With the addition of 46 deaths Thursday, the death toll in Los Angeles County from COVID-19 has passed the 2,000-mark, with a total of 2,016 deaths reported countywide, public health officials reported.
Deaths attributed to COVID-19 in the Antelope Valley numbered 35 on Thursday.
As with confirmed cases, most were in Palmdale and Lancaster, with 15 and eight deaths, respectively.
Additionally, the unincorporated community of Quartz Hill reported seven deaths, two were reported in Lake Los Angeles and a singe death each in Acton, Del Sur and Desert View Highlands.
Countywide, 6,026 people who tested positive for COVID-19 have been hospitalized at some point, a rate of 14%.
As of Thursday, there remained 1,517 people hospitalized with the virus, 26% of them in intensive care and 20% using ventilators.
“Every day we have continued to see a slight decrease in the number of people hospitalized,” Ferrer said.
To the north, more Kern County businesses, including dine-in restaurants and shopping malls, are moving ahead with reopening after the state granted permission for that county to proceed through latter phases of Stage 2 in the Roadmap to Recovery.

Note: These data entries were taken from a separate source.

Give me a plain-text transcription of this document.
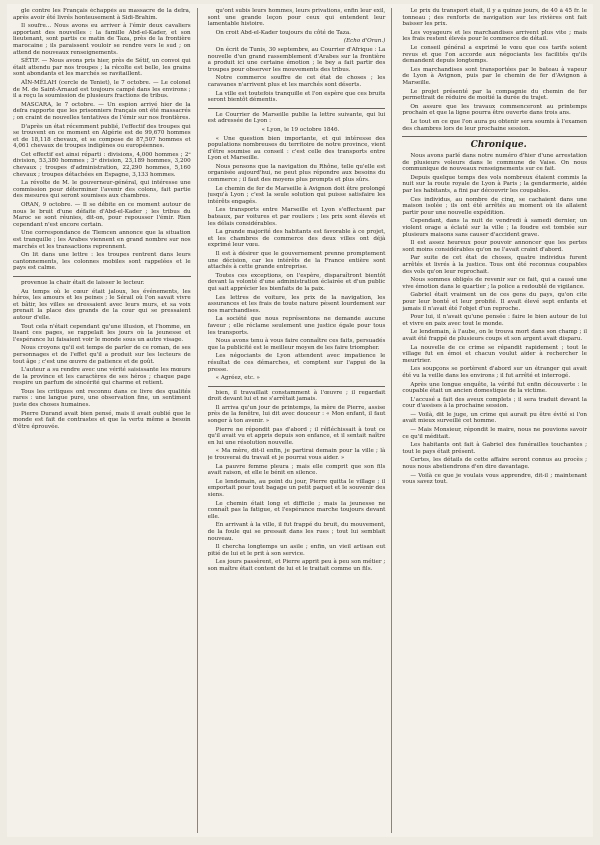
gle contre les Français échappés au massacre de la deïra, après avoir été livrés honteusement à Sidi-Brahim.

Il soufre... Nous avons eu arriver à l'émir deux cavaliers apportant des nouvelles : la famille Abd-el-Kader, et son lieutenant, sont partis ce matin de Taza, près de la frontière marocaine ; ils paraissent vouloir se rendre vers le sud ; on attend de nouveaux renseignements.

SÉTIF. — Nous avons pris hier, près de Sétif, un convoi qui était attendu par nos troupes ; la récolte est belle, les grains sont abondants et les marchés se ravitaillent.

AÏN-MÉLAH (cercle de Teniet), le 7 octobre. — Le colonel de M. de Saint-Arnaud est toujours campé dans les environs ; il a reçu la soumission de plusieurs fractions de tribus.

MASCARA, le 7 octobre. — Un espion arrivé hier de la deïra rapporte que les prisonniers français ont été massacrés ; on craint de nouvelles tentatives de l'émir sur nos frontières.

D'après un état récemment publié, l'effectif des troupes qui se trouvent en ce moment en Algérie est de 99,670 hommes et de 18,118 chevaux, et se compose de 87,507 hommes et 4,061 chevaux de troupes indigènes ou européennes.

Cet effectif est ainsi réparti : divisions, 4,000 hommes ; 2ᵉ division, 53,380 hommes ; 3ᵉ division, 23,189 hommes, 3,200 chevaux ; troupes d'administration, 22,290 hommes, 5,160 chevaux ; troupes détachées en Espagne, 3,133 hommes.

La révolte de M. le gouverneur-général, qui intéresse une commission pour déterminer l'avenir des colons, fait partie des mesures qui seront soumises aux chambres.

ORAN, 9 octobre. — Il se débite en ce moment autour de nous le bruit d'une défaite d'Abd-el-Kader ; les tribus du Maroc se sont réunies, dit-on, pour repousser l'émir. Rien cependant n'est encore certain.

Une correspondance de Tlemcen annonce que la situation est tranquille ; les Arabes viennent en grand nombre sur nos marchés et les transactions reprennent.

On lit dans une lettre : les troupes rentrent dans leurs cantonnements, les colonnes mobiles sont rappelées et le pays est calme.

provenue la chair était de laisser le lecteur.

Au temps où le cœur était jaloux, les événements, les héros, les amours et les peines ; le Sérail où l'on savait vivre et bâtir, les villes se dressaient avec leurs murs, et sa voix prenait la place des grands de la cour qui se pressaient autour d'elle.

Tout cela n'était cependant qu'une illusion, et l'homme, en lisant ces pages, se rappelait les jours où la jeunesse et l'espérance lui faisaient voir le monde sous un autre visage.

Nous croyons qu'il est temps de parler de ce roman, de ses personnages et de l'effet qu'il a produit sur les lecteurs de tout âge ; c'est une œuvre de patience et de goût.

L'auteur a su rendre avec une vérité saisissante les mœurs de la province et les caractères de ses héros ; chaque page respire un parfum de sincérité qui charme et retient.

Tous les critiques ont reconnu dans ce livre des qualités rares : une langue pure, une observation fine, un sentiment juste des choses humaines.

Pierre Durand avait bien pensé, mais il avait oublié que le monde est fait de contrastes et que la vertu même a besoin d'être éprouvée.

qu'ont subis leurs hommes, leurs privations, enfin leur exil, sont une grande leçon pour ceux qui entendent leur lamentable histoire.

On croit Abd-el-Kader toujours du côté de Taza.

(Echo d'Oran.)

On écrit de Tunis, 30 septembre, au Courrier d'Afrique : La nouvelle d'un grand rassemblement d'Arabes sur la frontière a produit ici une certaine émotion ; le bey a fait partir des troupes pour observer les mouvements des tribus.

Notre commerce souffre de cet état de choses ; les caravanes n'arrivent plus et les marchés sont déserts.

La ville est toutefois tranquille et l'on espère que ces bruits seront bientôt démentis.

Le Courrier de Marseille publie la lettre suivante, qui lui est adressée de Lyon :

« Lyon, le 19 octobre 1846.

« Une question bien importante, et qui intéresse des populations nombreuses du territoire de notre province, vient d'être soumise au conseil : c'est celle des transports entre Lyon et Marseille.

Nous pensons que la navigation du Rhône, telle qu'elle est organisée aujourd'hui, ne peut plus répondre aux besoins du commerce ; il faut des moyens plus prompts et plus sûrs.

Le chemin de fer de Marseille à Avignon doit être prolongé jusqu'à Lyon ; c'est la seule solution qui puisse satisfaire les intérêts engagés.

Les transports entre Marseille et Lyon s'effectuent par bateaux, par voitures et par rouliers ; les prix sont élevés et les délais considérables.

La grande majorité des habitants est favorable à ce projet, et les chambres de commerce des deux villes ont déjà exprimé leur vœu.

Il est à désirer que le gouvernement prenne promptement une décision, car les intérêts de la France entière sont attachés à cette grande entreprise.

Toutes ces exceptions, on l'espère, disparaîtront bientôt devant la volonté d'une administration éclairée et d'un public qui sait apprécier les bienfaits de la paix.

Les lettres de voiture, les prix de la navigation, les assurances et les frais de toute nature pèsent lourdement sur nos marchandises.

La société que nous représentons ne demande aucune faveur ; elle réclame seulement une justice égale pour tous les transports.

Nous avons tenu à vous faire connaître ces faits, persuadés que la publicité est le meilleur moyen de les faire triompher.

Les négociants de Lyon attendent avec impatience le résultat de ces démarches, et comptent sur l'appui de la presse.

« Agréez, etc. »

bien, il travaillait constamment à l'œuvre ; il regardait droit devant lui et ne s'arrêtait jamais.

Il arriva qu'un jour de printemps, la mère de Pierre, assise près de la fenêtre, lui dit avec douceur : « Mon enfant, il faut songer à ton avenir. »

Pierre ne répondit pas d'abord ; il réfléchissait à tout ce qu'il avait vu et appris depuis son enfance, et il sentait naître en lui une résolution nouvelle.

« Ma mère, dit-il enfin, je partirai demain pour la ville ; là je trouverai du travail et je pourrai vous aider. »

La pauvre femme pleura ; mais elle comprit que son fils avait raison, et elle le bénit en silence.

Le lendemain, au point du jour, Pierre quitta le village ; il emportait pour tout bagage un petit paquet et le souvenir des siens.

Le chemin était long et difficile ; mais la jeunesse ne connaît pas la fatigue, et l'espérance marche toujours devant elle.

En arrivant à la ville, il fut frappé du bruit, du mouvement, de la foule qui se pressait dans les rues ; tout lui semblait nouveau.

Il chercha longtemps un asile ; enfin, un vieil artisan eut pitié de lui et le prit à son service.

Les jours passèrent, et Pierre apprit peu à peu son métier ; son maître était content de lui et le traitait comme un fils.

Le prix du transport était, il y a quinze jours, de 40 à 45 fr. le tonneau ; des renforts de navigation sur les rivières ont fait baisser les prix.

Les voyageurs et les marchandises arrivent plus vite ; mais les frais restent élevés pour le commerce de détail.

Le conseil général a exprimé le vœu que ces tarifs soient revus et que l'on accorde aux négociants les facilités qu'ils demandent depuis longtemps.

Les marchandises sont transportées par le bateau à vapeur de Lyon à Avignon, puis par le chemin de fer d'Avignon à Marseille.

Le projet présenté par la compagnie du chemin de fer permettrait de réduire de moitié la durée du trajet.

On assure que les travaux commenceront au printemps prochain et que la ligne pourra être ouverte dans trois ans.

Le tout en ce que l'on aura pu obtenir sera soumis à l'examen des chambres lors de leur prochaine session.

Chronique.

Nous avons parlé dans notre numéro d'hier d'une arrestation de plusieurs voleurs dans le commune de Vaise. On nous communique de nouveaux renseignements sur ce fait.

Depuis quelque temps des vols nombreux étaient commis la nuit sur la route royale de Lyon à Paris ; la gendarmerie, aidée par les habitants, a fini par découvrir les coupables.

Ces individus, au nombre de cinq, se cachaient dans une maison isolée ; ils ont été arrêtés au moment où ils allaient partir pour une nouvelle expédition.

Cependant, dans la nuit de vendredi à samedi dernier, un violent orage a éclaté sur la ville ; la foudre est tombée sur plusieurs maisons sans causer d'accident grave.

Il est assez heureux pour pouvoir annoncer que les pertes sont moins considérables qu'on ne l'avait craint d'abord.

Par suite de cet état de choses, quatre individus furent arrêtés et livrés à la justice. Tous ont été reconnus coupables des vols qu'on leur reprochait.

Nous sommes obligés de revenir sur ce fait, qui a causé une vive émotion dans le quartier ; la police a redoublé de vigilance.

Gabriel était vraiment un de ces gens du pays, qu'on cite pour leur bonté et leur probité. Il avait élevé sept enfants et jamais il n'avait été l'objet d'un reproche.

Pour lui, il n'avait qu'une pensée : faire le bien autour de lui et vivre en paix avec tout le monde.

Le lendemain, à l'aube, on le trouva mort dans son champ ; il avait été frappé de plusieurs coups et son argent avait disparu.

La nouvelle de ce crime se répandit rapidement ; tout le village fut en émoi et chacun voulut aider à rechercher le meurtrier.

Les soupçons se portèrent d'abord sur un étranger qui avait été vu la veille dans les environs ; il fut arrêté et interrogé.

Après une longue enquête, la vérité fut enfin découverte : le coupable était un ancien domestique de la victime.

L'accusé a fait des aveux complets ; il sera traduit devant la cour d'assises à la prochaine session.

— Voilà, dit le juge, un crime qui aurait pu être évité si l'on avait mieux surveillé cet homme.

— Mais Monsieur, répondit le maire, nous ne pouvions savoir ce qu'il méditait.

Les habitants ont fait à Gabriel des funérailles touchantes ; tout le pays était présent.

Certes, les détails de cette affaire seront connus au procès ; nous nous abstiendrons d'en dire davantage.

— Voilà ce que je voulais vous apprendre, dit-il ; maintenant vous savez tout.
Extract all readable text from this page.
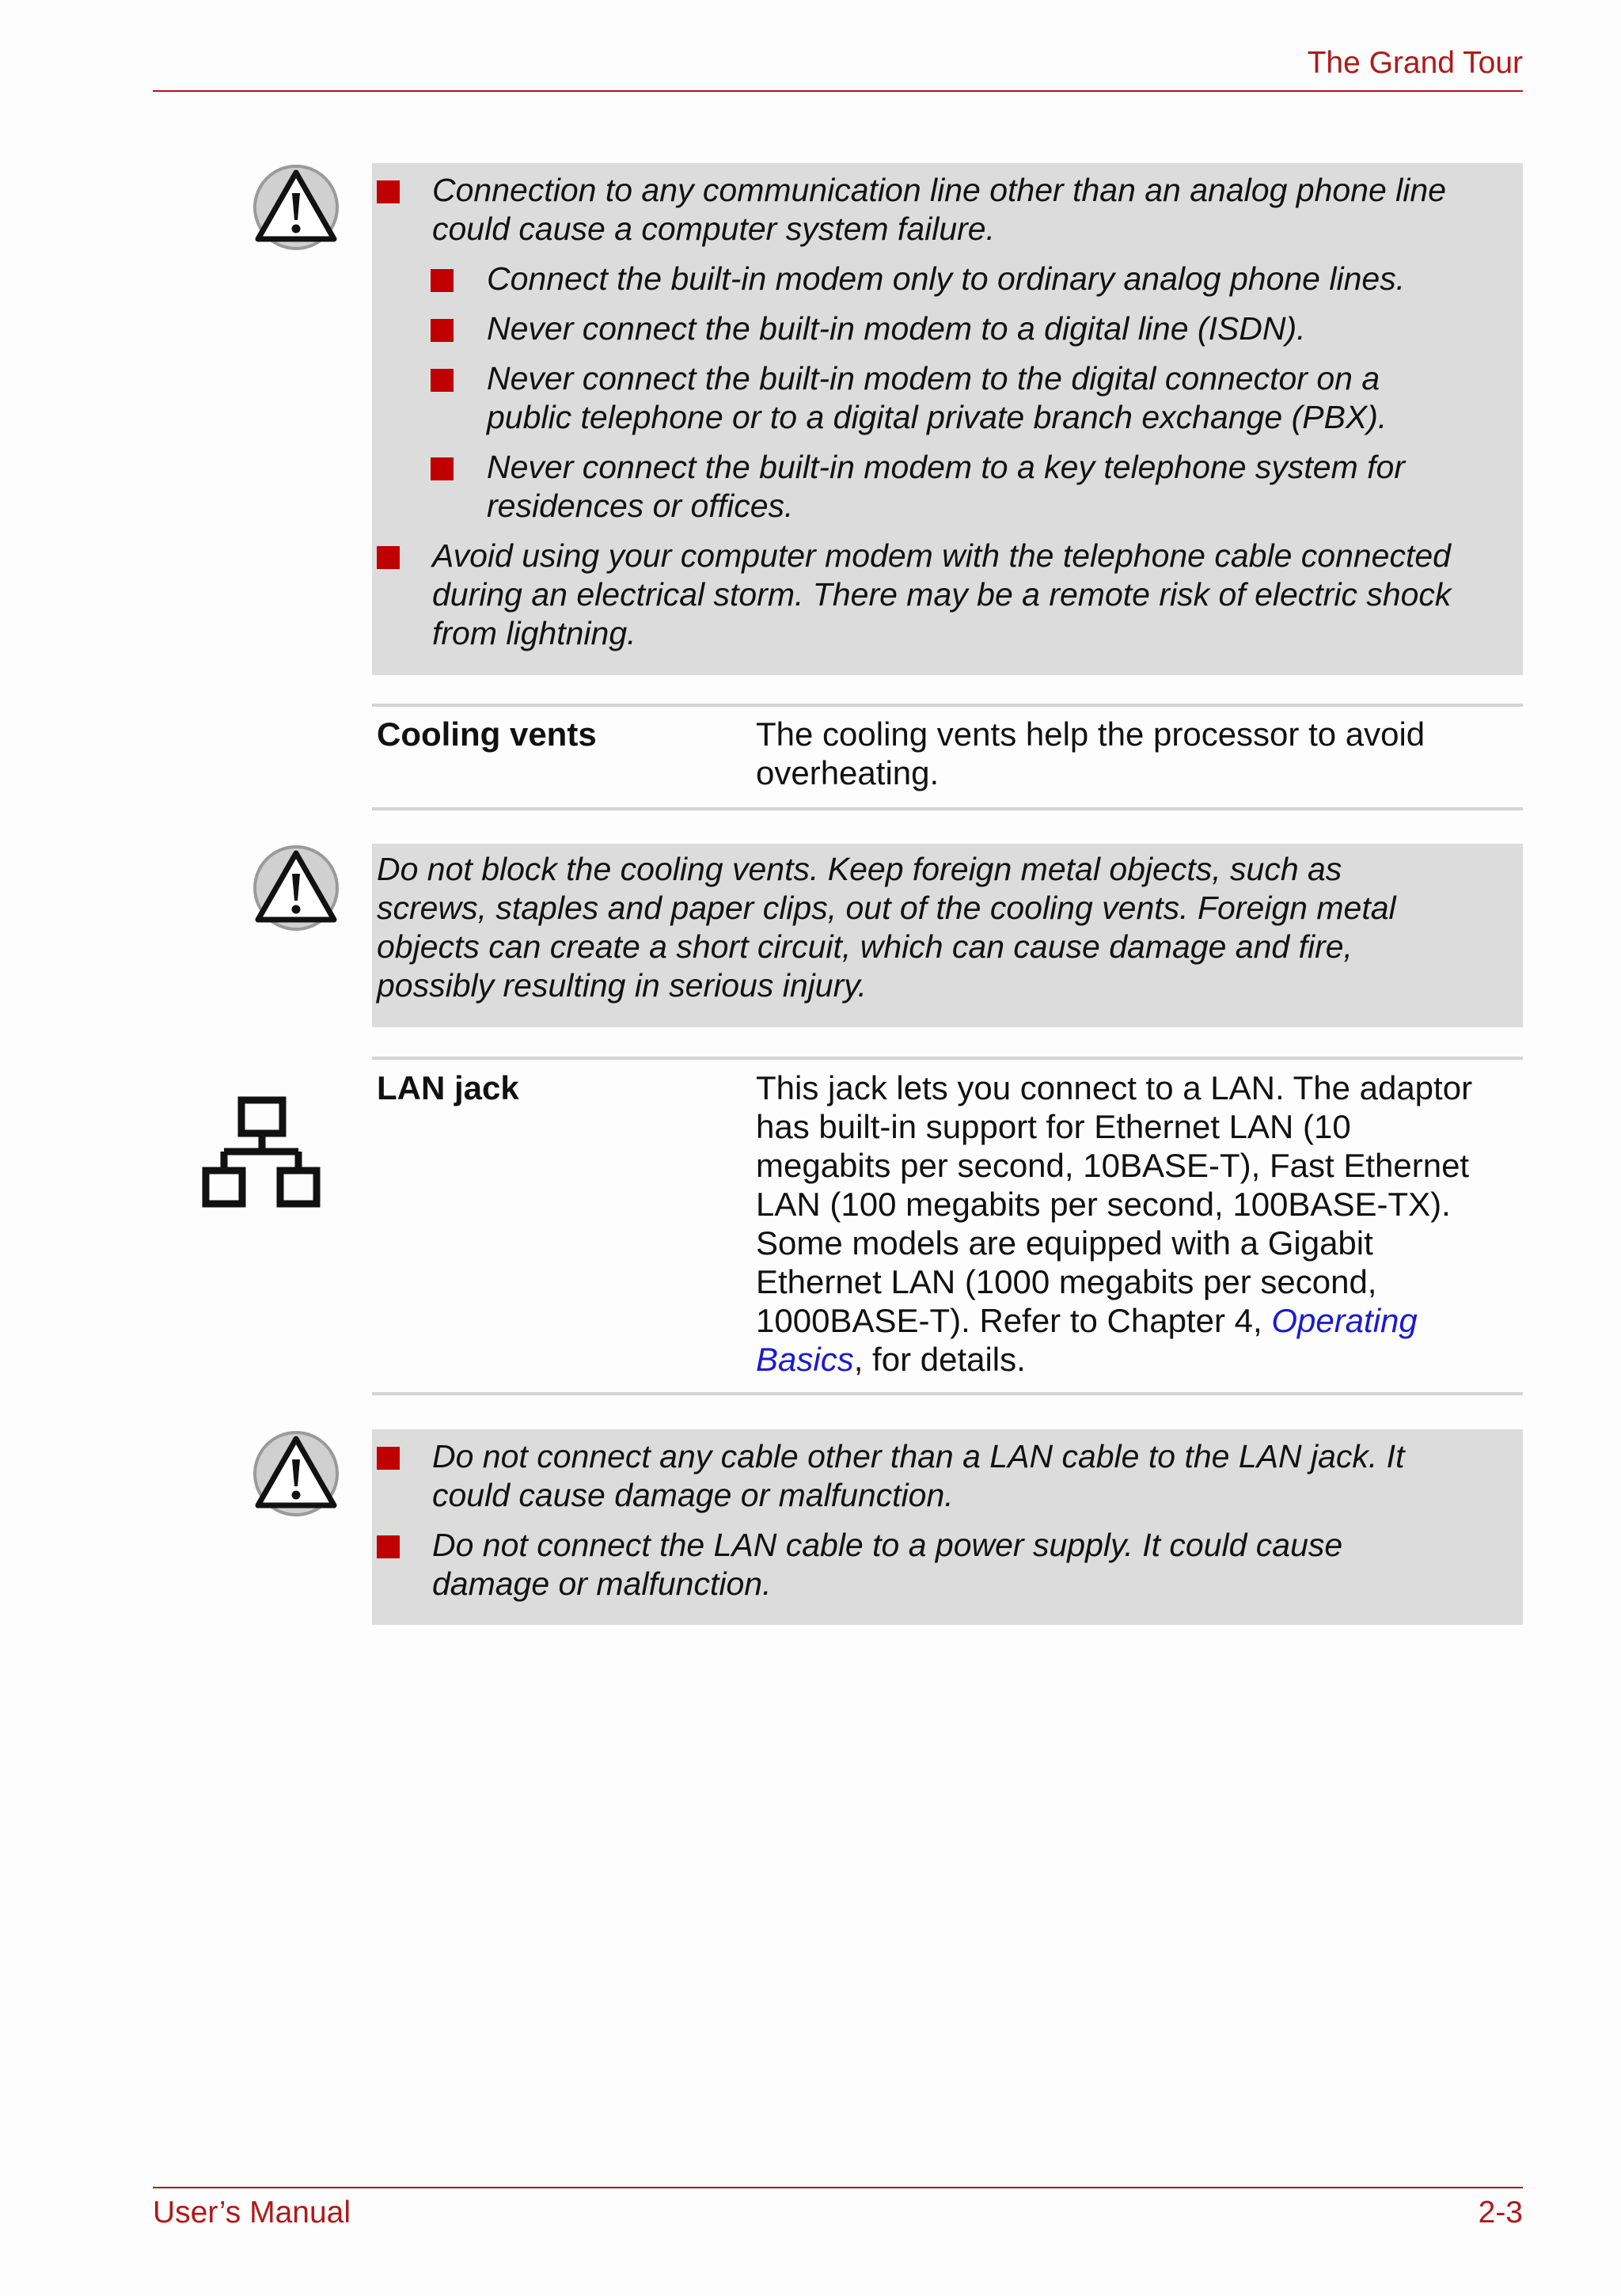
The Grand Tour
Connection to any communication line other than an analog phone line
could cause a computer system failure.
Connect the built-in modem only to ordinary analog phone lines.
Never connect the built-in modem to a digital line (ISDN).
Never connect the built-in modem to the digital connector on a
public telephone or to a digital private branch exchange (PBX).
Never connect the built-in modem to a key telephone system for
residences or offices.
Avoid using your computer modem with the telephone cable connected
during an electrical storm. There may be a remote risk of electric shock
from lightning.
Cooling vents	The cooling vents help the processor to avoid
overheating.
Do not block the cooling vents. Keep foreign metal objects, such as
screws, staples and paper clips, out of the cooling vents. Foreign metal
objects can create a short circuit, which can cause damage and fire,
possibly resulting in serious injury.
LAN jack	This jack lets you connect to a LAN. The adaptor
has built-in support for Ethernet LAN (10
megabits per second, 10BASE-T), Fast Ethernet
LAN (100 megabits per second, 100BASE-TX).
Some models are equipped with a Gigabit
Ethernet LAN (1000 megabits per second,
1000BASE-T). Refer to Chapter 4, Operating
Basics, for details.
Do not connect any cable other than a LAN cable to the LAN jack. It
could cause damage or malfunction.
Do not connect the LAN cable to a power supply. It could cause
damage or malfunction.
User’s Manual	2-3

Businesses must still abide by protective measures including physical distancing, face coverings and hand washing. Specific guidelines exist for businesses, such as ensuring six feet between diners at restaurants.
Retail stores may allow shoppers inside, but also with the distance restrictions.
Kern County was granted a variance late Wednesday after the state lowered the threshold for the COVID-19 circumstances which determine when to proceed through the recovery steps.